The Big Con for EGS

Looking at the video trailer for The Big Con, I didn’t really feel like it would be a game for me. But then I read a longer description and decided to give a shot. The story goes that Ali is a small town girl living in a looonely wooorld. She took the midnight…whoops, wrong notes.

Right, Ali is a small town girl working with her single mother in a video store. She learns that the store is going to be taken over by loan sharks, and that her mother owes ninety-seven thousand dollars. So Ali hooks up with a complete stranger to try and gather enough money through pick-pocketing, shoplifting and fencing garbage in pawn shops. So, a high fantasy setting.

Before I get to the gameplay itself, I should mention that Ali has a hallucinatory friend named Rad Ghost, the kind of mascot D.A.R.E. would think up who frequently says stuff like “Thank you for not doing drugs!” Despite the hallucinations and questionable setup, I felt for Ali. As a teen I spent a lot of time hanging out in video stores and at the dollar theater, so like her, I’m something of a film nerd. Add in her desire to get out of her small town and do ANYTHING combined with her crush on a friend, and she really hit all my feels in the best way to make her an endearing protagonist.

Shortly after learning about the video store’s impending doom, Ali meets Ted, (no last name, but she’s okay with that because, hey, it’s the 90s) who proposes that if she can pickpocket enough people to buy him a bus ticket, they can leave town together and hustle up the money Ali needs to save her mom’s store. She goes along with it because how else is she going to get that kind of money?

The pickpocket mini-game is pretty easy, but let’s say you aren’t gifted with coordination or thumbs. There are accessibility setting that get rid of the mini-game and just let you press a button to do the thing. It’s a game that wants to tell you a story, and if you want the easy version, these folks will deliver exactly what you need.

Moving on to a shopping mall for the next target, Ali gets the chance to make money from fencing toys, collecting items for a shady pawn broker, making change with vendors, or trying to beat an arcade gamer’s best score in a Rad Ghost game. (Which offers another accessibility feature. Is the game too hard for you? Make Rad Ghost invincible. I didn’t use it because the game isn’t that hard, but it is nice to see for folks who want it.)

From there, Ali gets on a train (midnight? No mid-afternoon) to Las Vegeena. Okay, I’m misspelling it intentionally, but it’s another town with similar goals that just add more dollars needed to level up and move on.

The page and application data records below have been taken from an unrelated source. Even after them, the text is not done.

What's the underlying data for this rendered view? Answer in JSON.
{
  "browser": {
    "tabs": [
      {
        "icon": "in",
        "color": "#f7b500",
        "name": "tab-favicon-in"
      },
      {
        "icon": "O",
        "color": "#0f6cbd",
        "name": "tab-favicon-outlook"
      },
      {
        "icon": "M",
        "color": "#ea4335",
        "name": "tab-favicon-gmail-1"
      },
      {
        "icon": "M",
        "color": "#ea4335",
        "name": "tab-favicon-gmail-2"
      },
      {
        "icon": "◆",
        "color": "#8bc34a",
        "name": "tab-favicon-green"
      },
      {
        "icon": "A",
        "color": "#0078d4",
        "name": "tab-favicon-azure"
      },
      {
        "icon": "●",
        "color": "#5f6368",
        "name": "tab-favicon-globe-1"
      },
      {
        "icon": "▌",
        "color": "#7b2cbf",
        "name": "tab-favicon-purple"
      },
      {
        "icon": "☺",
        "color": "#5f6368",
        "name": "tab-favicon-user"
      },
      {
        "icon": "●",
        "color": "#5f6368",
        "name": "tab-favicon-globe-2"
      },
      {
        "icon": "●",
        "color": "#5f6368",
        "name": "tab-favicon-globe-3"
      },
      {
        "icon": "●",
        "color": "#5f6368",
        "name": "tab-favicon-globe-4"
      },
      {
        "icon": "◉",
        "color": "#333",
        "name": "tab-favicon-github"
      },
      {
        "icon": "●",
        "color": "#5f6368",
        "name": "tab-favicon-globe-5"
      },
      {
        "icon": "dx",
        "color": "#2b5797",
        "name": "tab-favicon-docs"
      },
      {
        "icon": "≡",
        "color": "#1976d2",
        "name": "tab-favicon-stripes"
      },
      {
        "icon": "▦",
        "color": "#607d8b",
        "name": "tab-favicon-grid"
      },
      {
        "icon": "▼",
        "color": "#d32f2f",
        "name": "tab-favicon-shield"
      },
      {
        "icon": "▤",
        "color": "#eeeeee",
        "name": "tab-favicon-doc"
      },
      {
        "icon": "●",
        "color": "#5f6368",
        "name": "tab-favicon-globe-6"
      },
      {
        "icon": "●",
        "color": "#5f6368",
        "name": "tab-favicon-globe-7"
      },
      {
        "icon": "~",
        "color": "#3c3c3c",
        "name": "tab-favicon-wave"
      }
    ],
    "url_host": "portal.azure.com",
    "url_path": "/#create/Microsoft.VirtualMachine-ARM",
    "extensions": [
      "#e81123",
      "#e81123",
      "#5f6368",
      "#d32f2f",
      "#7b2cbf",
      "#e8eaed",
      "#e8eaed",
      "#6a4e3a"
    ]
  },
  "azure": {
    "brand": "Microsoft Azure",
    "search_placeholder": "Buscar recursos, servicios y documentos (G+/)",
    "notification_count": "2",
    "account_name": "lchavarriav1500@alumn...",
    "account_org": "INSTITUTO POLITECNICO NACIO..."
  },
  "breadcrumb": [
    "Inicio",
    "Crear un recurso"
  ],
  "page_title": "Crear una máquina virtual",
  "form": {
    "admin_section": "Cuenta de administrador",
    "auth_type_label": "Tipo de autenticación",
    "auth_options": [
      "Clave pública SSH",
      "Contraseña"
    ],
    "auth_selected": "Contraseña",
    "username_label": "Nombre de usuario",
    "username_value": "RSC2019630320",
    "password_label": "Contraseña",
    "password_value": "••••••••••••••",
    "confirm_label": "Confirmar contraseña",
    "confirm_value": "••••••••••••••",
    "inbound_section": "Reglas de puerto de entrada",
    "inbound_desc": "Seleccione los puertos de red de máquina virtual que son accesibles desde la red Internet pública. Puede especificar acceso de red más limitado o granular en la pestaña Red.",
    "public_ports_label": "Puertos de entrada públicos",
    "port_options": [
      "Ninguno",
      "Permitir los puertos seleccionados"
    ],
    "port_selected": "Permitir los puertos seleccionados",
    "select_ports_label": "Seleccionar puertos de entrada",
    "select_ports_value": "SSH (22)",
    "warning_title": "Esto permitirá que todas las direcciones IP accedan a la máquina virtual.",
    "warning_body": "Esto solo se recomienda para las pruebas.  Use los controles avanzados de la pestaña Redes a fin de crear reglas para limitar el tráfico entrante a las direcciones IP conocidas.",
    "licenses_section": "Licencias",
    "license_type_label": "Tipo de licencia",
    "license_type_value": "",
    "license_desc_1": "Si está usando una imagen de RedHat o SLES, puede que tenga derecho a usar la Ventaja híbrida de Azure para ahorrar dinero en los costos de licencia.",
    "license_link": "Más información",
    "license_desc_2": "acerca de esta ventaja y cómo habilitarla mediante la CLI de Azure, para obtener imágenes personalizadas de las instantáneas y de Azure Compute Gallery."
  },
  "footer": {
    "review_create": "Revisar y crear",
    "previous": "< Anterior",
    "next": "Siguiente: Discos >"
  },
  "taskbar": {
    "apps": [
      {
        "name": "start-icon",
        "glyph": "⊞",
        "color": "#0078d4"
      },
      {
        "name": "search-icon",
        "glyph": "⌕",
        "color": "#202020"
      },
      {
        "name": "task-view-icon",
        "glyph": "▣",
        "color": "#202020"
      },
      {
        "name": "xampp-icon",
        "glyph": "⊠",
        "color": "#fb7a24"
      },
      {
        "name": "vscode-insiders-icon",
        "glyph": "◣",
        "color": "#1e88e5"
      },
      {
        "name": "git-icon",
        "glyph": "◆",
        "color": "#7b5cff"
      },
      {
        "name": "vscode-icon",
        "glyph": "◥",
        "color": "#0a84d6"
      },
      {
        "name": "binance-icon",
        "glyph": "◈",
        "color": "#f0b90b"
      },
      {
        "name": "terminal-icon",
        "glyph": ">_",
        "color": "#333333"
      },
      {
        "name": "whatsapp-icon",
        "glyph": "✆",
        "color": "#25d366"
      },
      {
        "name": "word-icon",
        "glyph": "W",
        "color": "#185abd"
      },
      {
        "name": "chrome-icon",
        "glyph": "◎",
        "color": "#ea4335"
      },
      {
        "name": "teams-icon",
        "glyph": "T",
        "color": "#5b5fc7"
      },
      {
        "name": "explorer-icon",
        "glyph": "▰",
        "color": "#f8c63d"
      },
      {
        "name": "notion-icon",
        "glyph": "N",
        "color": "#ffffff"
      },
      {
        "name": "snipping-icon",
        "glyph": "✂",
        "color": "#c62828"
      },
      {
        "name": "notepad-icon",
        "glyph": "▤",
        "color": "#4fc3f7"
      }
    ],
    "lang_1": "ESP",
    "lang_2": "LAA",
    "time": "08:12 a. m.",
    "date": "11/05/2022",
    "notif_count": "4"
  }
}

During most of the game, I kept looking at what Ali was doing and thought, None of this qualifies as The Big Con. I was right, and there’s a twist that has Ali scrabbling to get back the money she stole fair and square before time runs out. In between all of this are side missions, a little unrequited love, Furbies, and a lot of “it’s the 90s” jokes.

Which is to say, I ended up liking The Big Con quite a lot. It’s not a great game, but it is a good time that introduces enough new ideas in each level to keep the whole story feeling fresh. It made the NPC side stories interesting enough that I went out of my way to talk to everyone, and it’s not often that I do that even for games I love.

The version I played was the Grift of the Year edition, which does bring one minor lament from me. It’s in the voice acting, or rather the style of it. While the text on screen is telling the full story, the voice actors are speaking one or two random words that having nothing to do with their actual dialog. I kind of wished that if the first version had been so successful, they would have pulled in the main cast for a proper reading of the script. It’s a big ask, and a minor gripe, but a few pivotal moments of the game were stripped of their urgency by having voice actors hum or whine a one word comment like “Anyway.”

In the end, I’ll give The Big Con 4 stars. It’s a nice narrative adventure that that doesn’t overstay its welcome and delivers a satisfactory ending without going overboard into a sugar-coated finale. I’d recommend it for anyone who wants a light-hearted comedy as a palette cleanser between grim-dark apocalyptic ARPGs.